Gross domestic product called in short GDP is one of the more important state-economic measures. It describes the size of a country’s economy and how it has changed over time. If we look back in time, one can see that the Swedish economy has had both superb record years but also bigger crises.
Overall, the Swedish economy, or Sweden GDP, has grown on a steady course since 1950. That year, of all goods and services in Sweden the sum was just over 700 SEK billion, measured in today’s monetary value. This means that the size of Sweden’s economy has more 5 doubled.
Times that are bad will result in reduced consumption. Sweden have experienced several periods when GDP has grown slightly, and in some cases even declined. It happens when times get worse and people have less money to move with. This in the mean time reduces demand for goods and services. When fewer people want to consume what the companies produce, the companies have to adapt to it by reducing their production. Fewer produced goods and services mean that GDP grows slower, or even decreases.
The Swedish growth.
We will now look at how GDP has developed since 1950. There have been periods where GDP have increased but also decresed. At the end of the Second World War in 1945, most of Europe was in ruins and needed to be rebuilt. Sweden who hade been neutral in the ww2 didnt have industries destroyed they didint get bombed. The Swedish heavy industry worked overclocked and fast to meet the big demand of machinery, transport, forest, ore and so on. This made Sweden to develop a very high GDP growth, on average about 5 % per year. It is usually called the “record year” in the Swedish economy.

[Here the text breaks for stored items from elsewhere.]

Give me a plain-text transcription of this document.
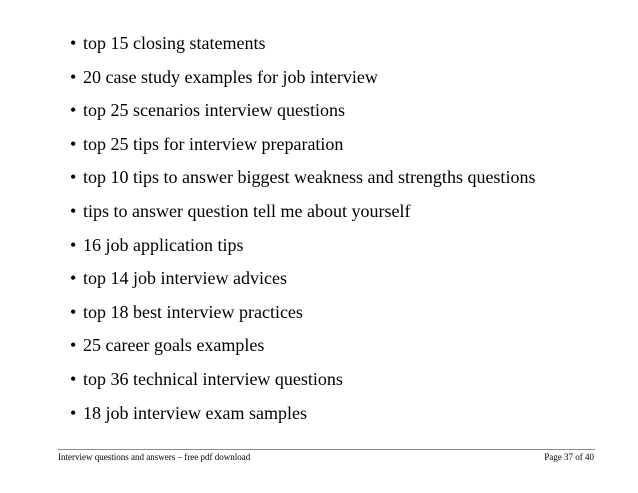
• top 15 closing statements
• 20 case study examples for job interview
• top 25 scenarios interview questions
• top 25 tips for interview preparation
• top 10 tips to answer biggest weakness and strengths questions
• tips to answer question tell me about yourself
• 16 job application tips
• top 14 job interview advices
• top 18 best interview practices
• 25 career goals examples
• top 36 technical interview questions
• 18 job interview exam samples
Interview questions and answers – free pdf download	Page 37 of 40
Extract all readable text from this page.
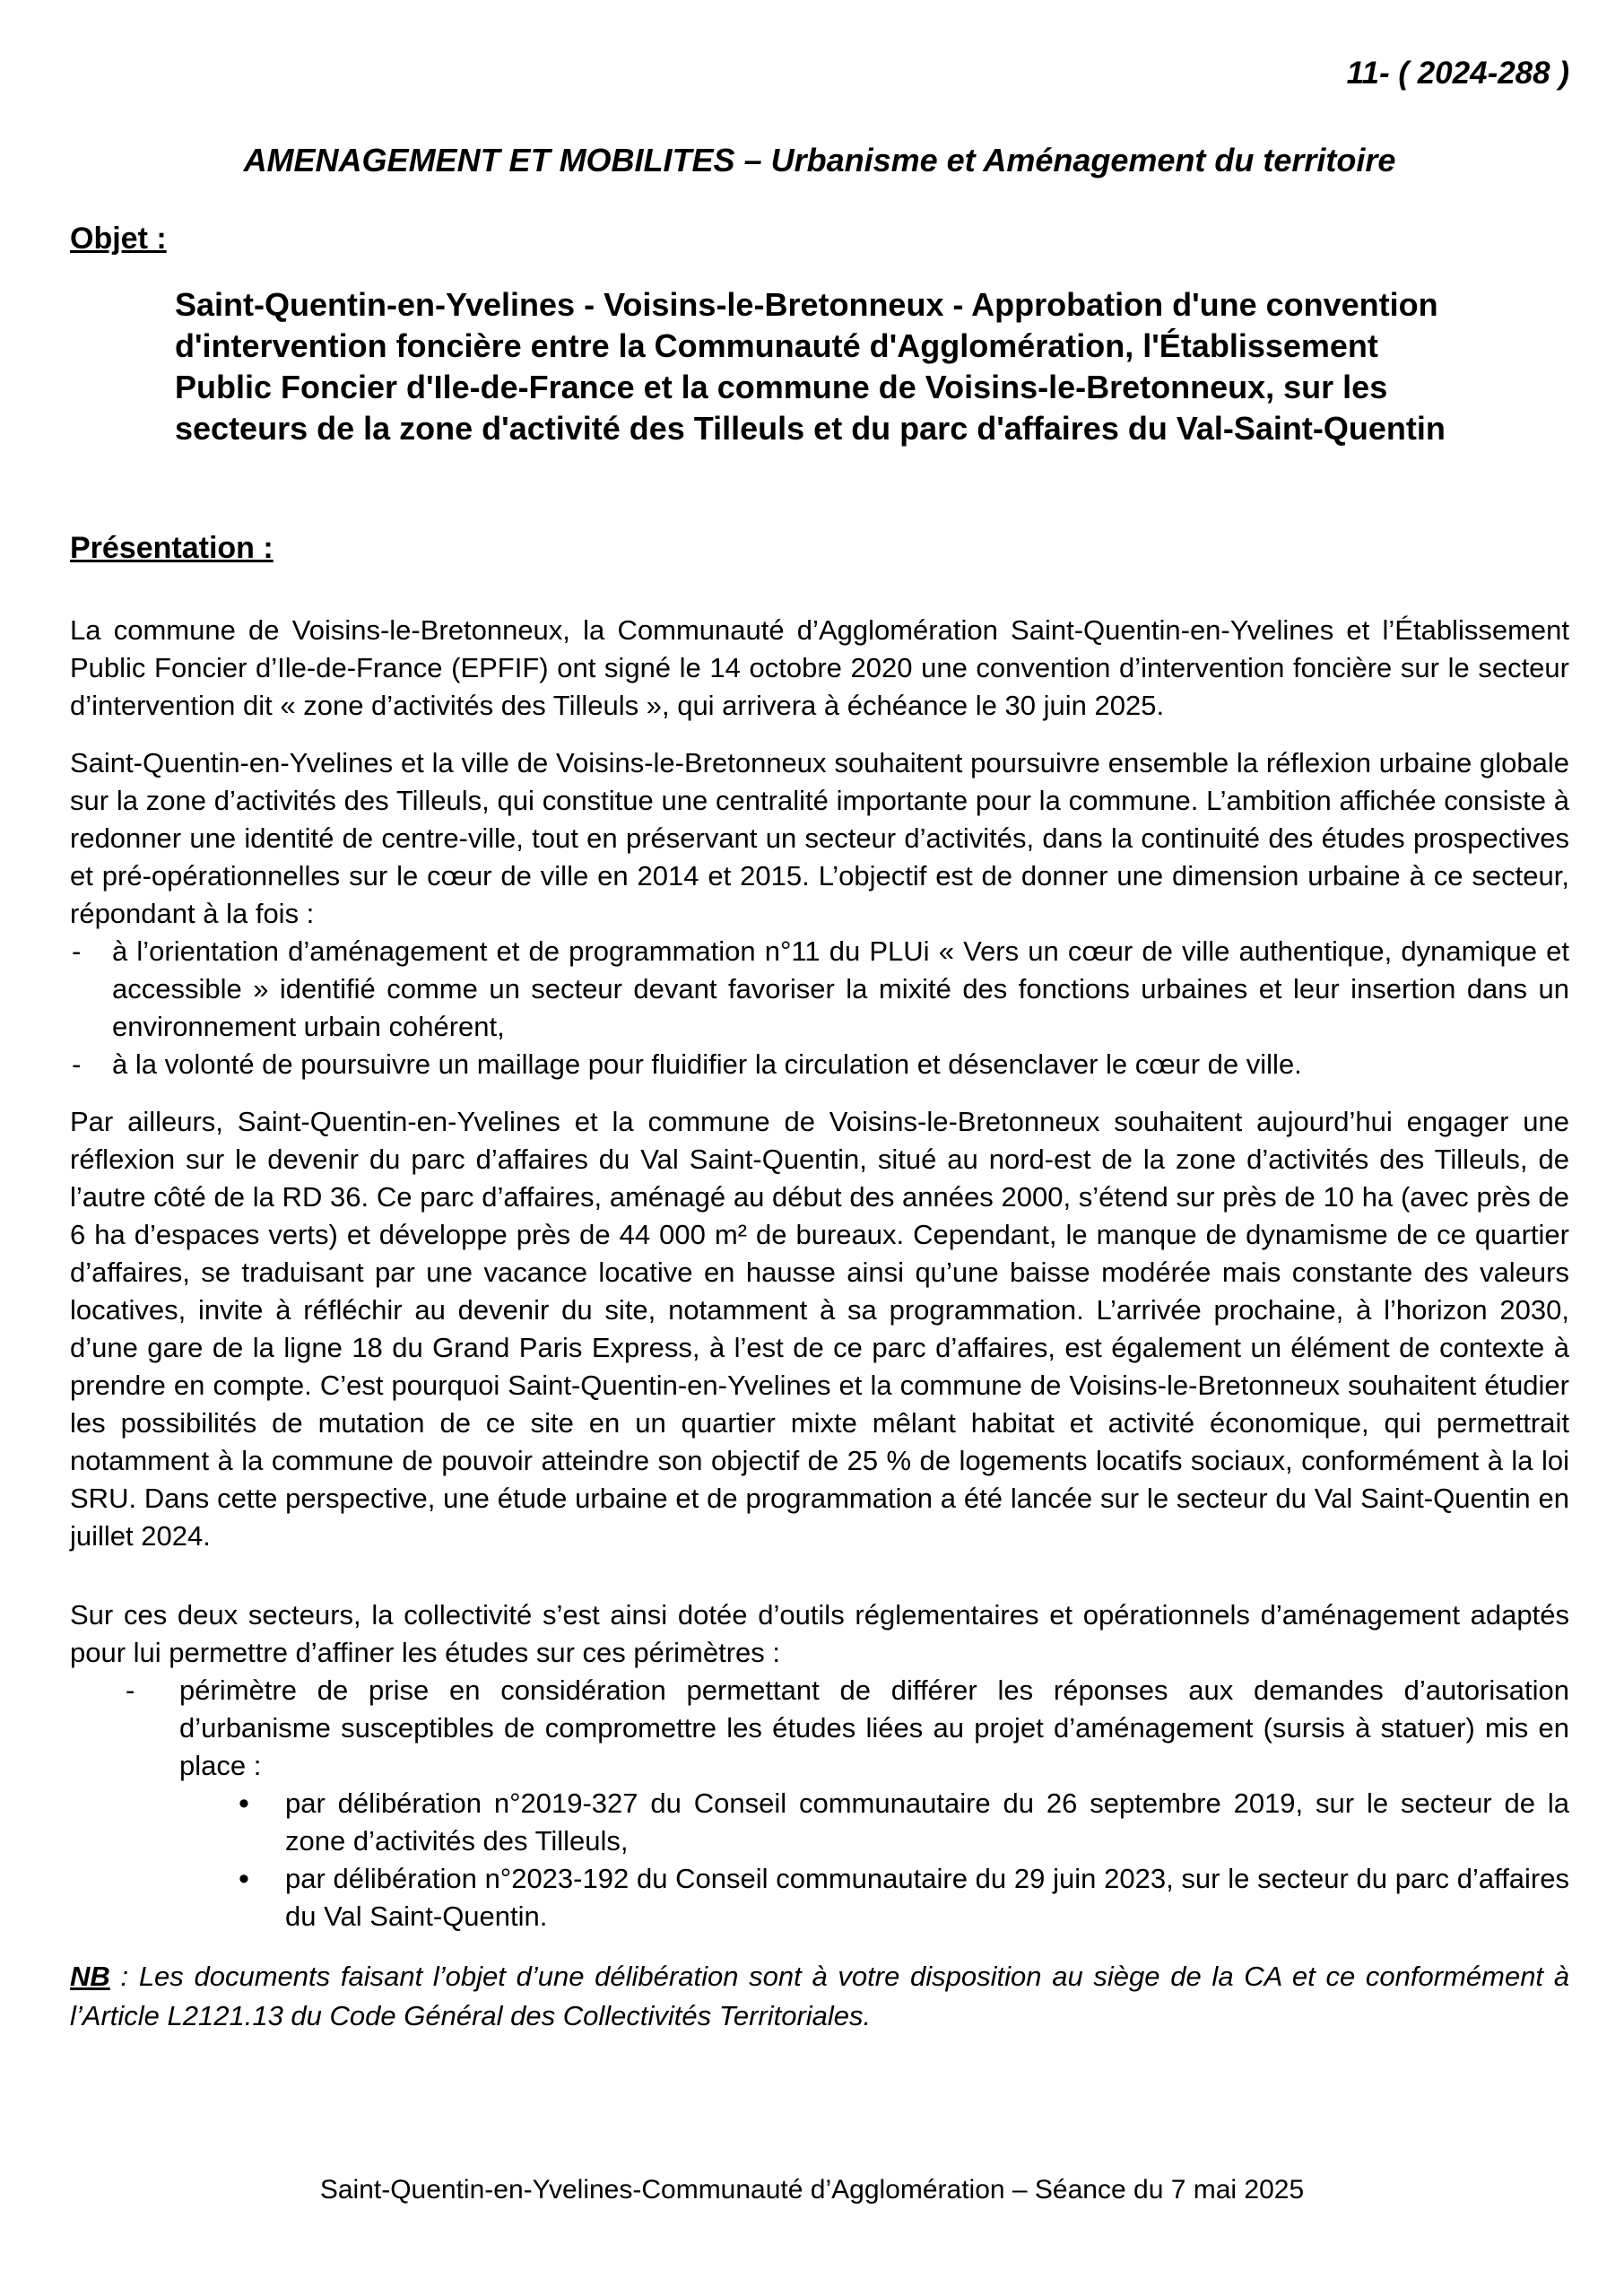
11- ( 2024-288 )
AMENAGEMENT ET MOBILITES – Urbanisme et Aménagement du territoire
Objet :
Saint-Quentin-en-Yvelines - Voisins-le-Bretonneux - Approbation d'une convention d'intervention foncière entre la Communauté d'Agglomération, l'Établissement Public Foncier d'Ile-de-France et la commune de Voisins-le-Bretonneux, sur les secteurs de la zone d'activité des Tilleuls et du parc d'affaires du Val-Saint-Quentin
Présentation :

La commune de Voisins-le-Bretonneux, la Communauté d’Agglomération Saint-Quentin-en-Yvelines et l’Établissement Public Foncier d’Ile-de-France (EPFIF) ont signé le 14 octobre 2020 une convention d’intervention foncière sur le secteur d’intervention dit « zone d’activités des Tilleuls », qui arrivera à échéance le 30 juin 2025.

Saint-Quentin-en-Yvelines et la ville de Voisins-le-Bretonneux souhaitent poursuivre ensemble la réflexion urbaine globale sur la zone d’activités des Tilleuls, qui constitue une centralité importante pour la commune. L’ambition affichée consiste à redonner une identité de centre-ville, tout en préservant un secteur d’activités, dans la continuité des études prospectives et pré-opérationnelles sur le cœur de ville en 2014 et 2015. L’objectif est de donner une dimension urbaine à ce secteur, répondant à la fois :

- à l’orientation d’aménagement et de programmation n°11 du PLUi « Vers un cœur de ville authentique, dynamique et accessible » identifié comme un secteur devant favoriser la mixité des fonctions urbaines et leur insertion dans un environnement urbain cohérent,
- à la volonté de poursuivre un maillage pour fluidifier la circulation et désenclaver le cœur de ville.

Par ailleurs, Saint-Quentin-en-Yvelines et la commune de Voisins-le-Bretonneux souhaitent aujourd’hui engager une réflexion sur le devenir du parc d’affaires du Val Saint-Quentin, situé au nord-est de la zone d’activités des Tilleuls, de l’autre côté de la RD 36. Ce parc d’affaires, aménagé au début des années 2000, s’étend sur près de 10 ha (avec près de 6 ha d’espaces verts) et développe près de 44 000 m² de bureaux. Cependant, le manque de dynamisme de ce quartier d’affaires, se traduisant par une vacance locative en hausse ainsi qu’une baisse modérée mais constante des valeurs locatives, invite à réfléchir au devenir du site, notamment à sa programmation. L’arrivée prochaine, à l’horizon 2030, d’une gare de la ligne 18 du Grand Paris Express, à l’est de ce parc d’affaires, est également un élément de contexte à prendre en compte. C’est pourquoi Saint-Quentin-en-Yvelines et la commune de Voisins-le-Bretonneux souhaitent étudier les possibilités de mutation de ce site en un quartier mixte mêlant habitat et activité économique, qui permettrait notamment à la commune de pouvoir atteindre son objectif de 25 % de logements locatifs sociaux, conformément à la loi SRU. Dans cette perspective, une étude urbaine et de programmation a été lancée sur le secteur du Val Saint-Quentin en juillet 2024.

Sur ces deux secteurs, la collectivité s’est ainsi dotée d’outils réglementaires et opérationnels d’aménagement adaptés pour lui permettre d’affiner les études sur ces périmètres :

- périmètre de prise en considération permettant de différer les réponses aux demandes d’autorisation d’urbanisme susceptibles de compromettre les études liées au projet d’aménagement (sursis à statuer) mis en place :
• par délibération n°2019-327 du Conseil communautaire du 26 septembre 2019, sur le secteur de la zone d’activités des Tilleuls,
• par délibération n°2023-192 du Conseil communautaire du 29 juin 2023, sur le secteur du parc d’affaires du Val Saint-Quentin.

NB : Les documents faisant l’objet d’une délibération sont à votre disposition au siège de la CA et ce conformément à l’Article L2121.13 du Code Général des Collectivités Territoriales.

Saint-Quentin-en-Yvelines-Communauté d’Agglomération – Séance du 7 mai 2025
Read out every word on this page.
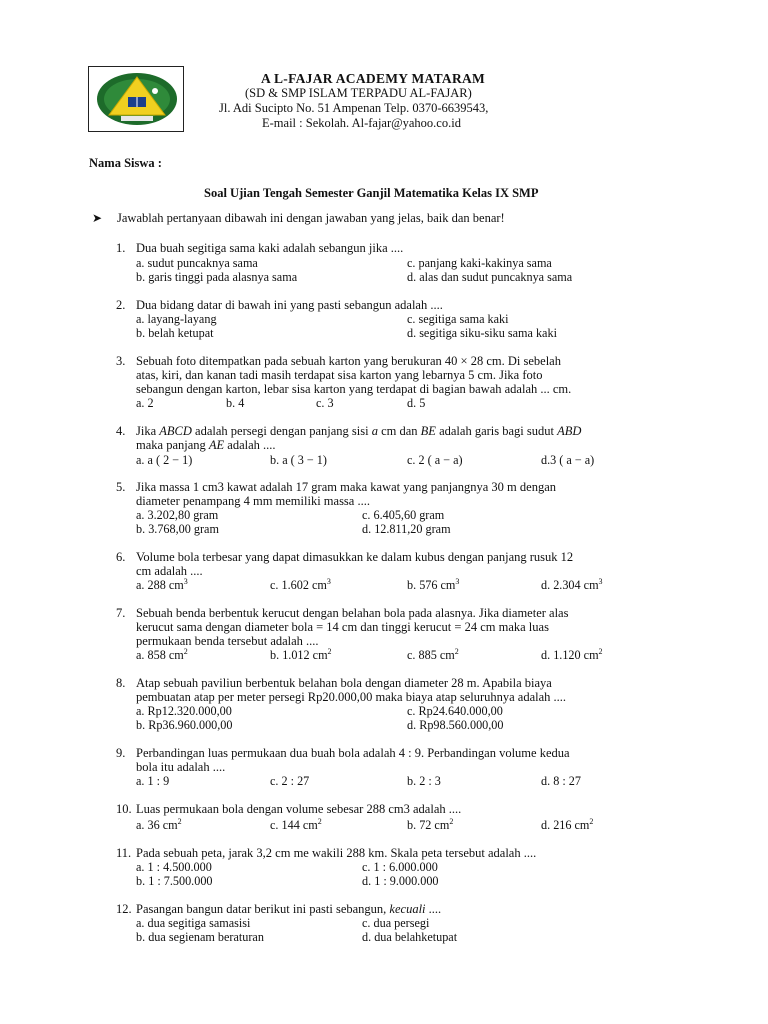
A L-FAJAR ACADEMY MATARAM
(SD & SMP ISLAM TERPADU AL-FAJAR)
Jl. Adi Sucipto No. 51 Ampenan Telp. 0370-6639543,
E-mail : Sekolah. Al-fajar@yahoo.co.id
Nama Siswa :
Soal Ujian Tengah Semester Ganjil Matematika Kelas IX SMP
➤ Jawablah pertanyaan dibawah ini dengan jawaban yang jelas, baik dan benar!
1. Dua buah segitiga sama kaki adalah sebangun jika ....
a. sudut puncaknya sama	c. panjang kaki-kakinya sama
b. garis tinggi pada alasnya sama	d. alas dan sudut puncaknya sama
2. Dua bidang datar di bawah ini yang pasti sebangun adalah ....
a. layang-layang	c. segitiga sama kaki
b. belah ketupat	d. segitiga siku-siku sama kaki
3. Sebuah foto ditempatkan pada sebuah karton yang berukuran 40 × 28 cm. Di sebelah
atas, kiri, dan kanan tadi masih terdapat sisa karton yang lebarnya 5 cm. Jika foto
sebangun dengan karton, lebar sisa karton yang terdapat di bagian bawah adalah ... cm.
a. 2	b. 4	c. 3	d. 5
4. Jika ABCD adalah persegi dengan panjang sisi a cm dan BE adalah garis bagi sudut ABD
maka panjang AE adalah ....
a. a ( 2 − 1)	b. a ( 3 − 1)	c. 2 ( a − a)	d.3 ( a − a)
5. Jika massa 1 cm3 kawat adalah 17 gram maka kawat yang panjangnya 30 m dengan
diameter penampang 4 mm memiliki massa ....
a. 3.202,80 gram	c. 6.405,60 gram
b. 3.768,00 gram	d. 12.811,20 gram
6. Volume bola terbesar yang dapat dimasukkan ke dalam kubus dengan panjang rusuk 12
cm adalah ....
a. 288 $cm^3$	c. 1.602 $cm^3$	b. 576 $cm^3$	d. 2.304 $cm^3$
7. Sebuah benda berbentuk kerucut dengan belahan bola pada alasnya. Jika diameter alas
kerucut sama dengan diameter bola = 14 cm dan tinggi kerucut = 24 cm maka luas
permukaan benda tersebut adalah ....
a. 858 $cm^2$	b. 1.012 $cm^2$	c. 885 $cm^2$	d. 1.120 $cm^2$
8. Atap sebuah paviliun berbentuk belahan bola dengan diameter 28 m. Apabila biaya
pembuatan atap per meter persegi Rp20.000,00 maka biaya atap seluruhnya adalah ....
a. Rp12.320.000,00	c. Rp24.640.000,00
b. Rp36.960.000,00	d. Rp98.560.000,00
9. Perbandingan luas permukaan dua buah bola adalah 4 : 9. Perbandingan volume kedua
bola itu adalah ....
a. 1 : 9	c. 2 : 27	b. 2 : 3	d. 8 : 27
10. Luas permukaan bola dengan volume sebesar 288 cm3 adalah ....
a. 36 $cm^2$	c. 144 $cm^2$	b. 72 $cm^2$	d. 216 $cm^2$
11. Pada sebuah peta, jarak 3,2 cm me wakili 288 km. Skala peta tersebut adalah ....
a. 1 : 4.500.000	c. 1 : 6.000.000
b. 1 : 7.500.000	d. 1 : 9.000.000
12. Pasangan bangun datar berikut ini pasti sebangun, kecuali ....
a. dua segitiga samasisi	c. dua persegi
b. dua segienam beraturan	d. dua belahketupat
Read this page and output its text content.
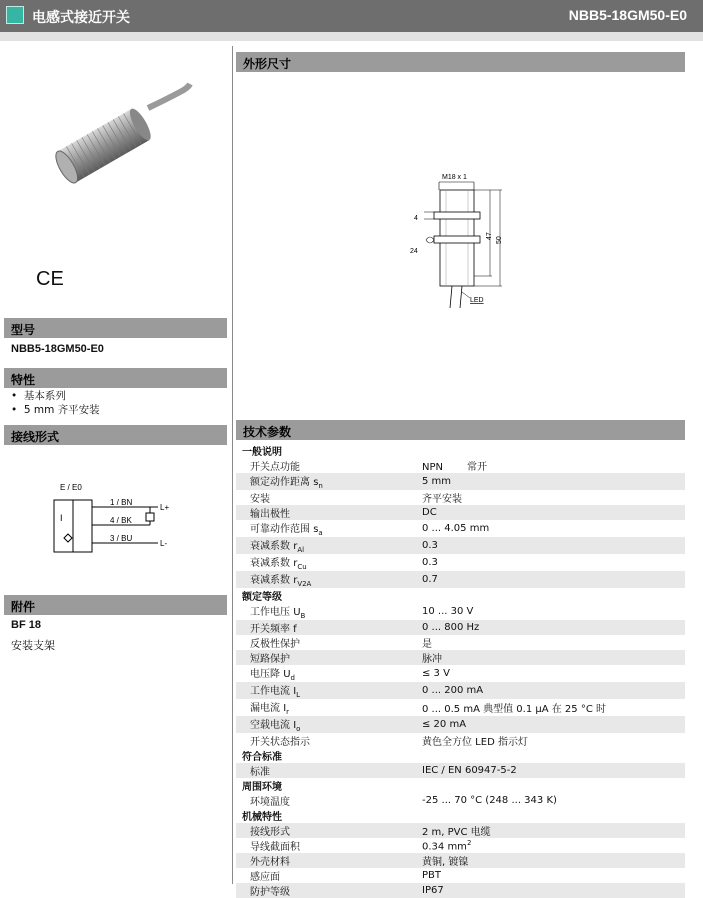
电感式接近开关	NBB5-18GM50-E0
CE
型号
NBB5-18GM50-E0
特性
•  基本系列
•  5 mm 齐平安装
接线形式
E / E0
I
1 / BN
4 / BK
3 / BU
L+
L-
附件
BF 18
安装支架
外形尺寸
M18 x 1
4
24
47
50
LED
技术参数
一般说明	
开关点功能	NPN 常开
额定动作距离 $s_n$	5 mm
安装	齐平安装
输出极性	DC
可靠动作范围 $s_a$	0 ... 4.05 mm
衰减系数 $r_{Al}$	0.3
衰减系数 $r_{Cu}$	0.3
衰减系数 $r_{V2A}$	0.7
额定等级	
工作电压 $U_B$	10 ... 30 V
开关频率 f	0 ... 800 Hz
反极性保护	是
短路保护	脉冲
电压降 $U_d$	≤ 3 V
工作电流 $I_L$	0 ... 200 mA
漏电流 $I_r$	0 ... 0.5 mA 典型值 0.1 μA 在 25 °C 时
空载电流 $I_o$	≤ 20 mA
开关状态指示	黄色全方位 LED 指示灯
符合标准	
标准	IEC / EN 60947-5-2
周围环境	
环境温度	-25 ... 70 °C (248 ... 343 K)
机械特性	
接线形式	2 m, PVC 电缆
导线截面积	0.34 $mm^2$
外壳材料	黄铜, 镀镍
感应面	PBT
防护等级	IP67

What about the Swedish GDP in the 1970?
In the 1970, the economy is worsening in Europe and Sweden are finding it more difficult to compete with other countries for trade. Oil prices rise sharply due to international conflicts. This factor, together with bigger and increasing wages, makes it expensive for the Swedish industries to produce and causes Swedish industry to suffer its first crisis. The industrial crisis is at its worst in 1977 and leads to a decline in GDP. At the end of the 1970 and in the early 1980, the Swedish currency krona is devalued, it mean the value in relation to other currencies is written down. The purpose is for Swedish goods to cost less for other countries and for exports to take off. This magic works temporarily, but as the industry at the same time receives increased costs due to prices and wages that are constantly increasing, the situation eventually becomes unsustainable in the late 80.
1990 – International Investors have had enough!
In the early 1990, foreign investors lose confidence in Sweden’s economy and do not want to invest here. Its too risky and there are other countries safer and where you can earn more money. The money starts to flow out to other countries. The Swedish Riksbank raises the interest rate sharply because at this time the Swedish krona was not traded at market value but had a fixed rate linked to the ecun, the forerunner of the euro. It had effects on households with loans hard. The banks are having problems losing a lot of money because their customers are unable to pay the higher interest rates. The companies also receive significantly increased costs for their loans, while demand stops. They are forced to cancel people and unemployment is increasing. From 1991 to 1994, GDP is decreasing and Sweden’s economy is shrinking.
IT bubble is getting ready to burst.
During the second half of the 1990, Sweden’s economy is getting better and the banking system is more stable. Around the year 2000 there is a strong belief in the future of the IT sector. People belive IT is the future. Investors are investing a lot of money in shares in the IT companies, which means that they increase in stock value on the stock exchanges markets. But the companies do not live up to the big expectations and the bubble bursts. The shares collapse in value and many IT companies end in bankruptcy. This leads to another international economic downturn. Sweden, however, manages to take the hit quite good thanks to the low interest rates and a weakened Swedish krona that keeps exports up.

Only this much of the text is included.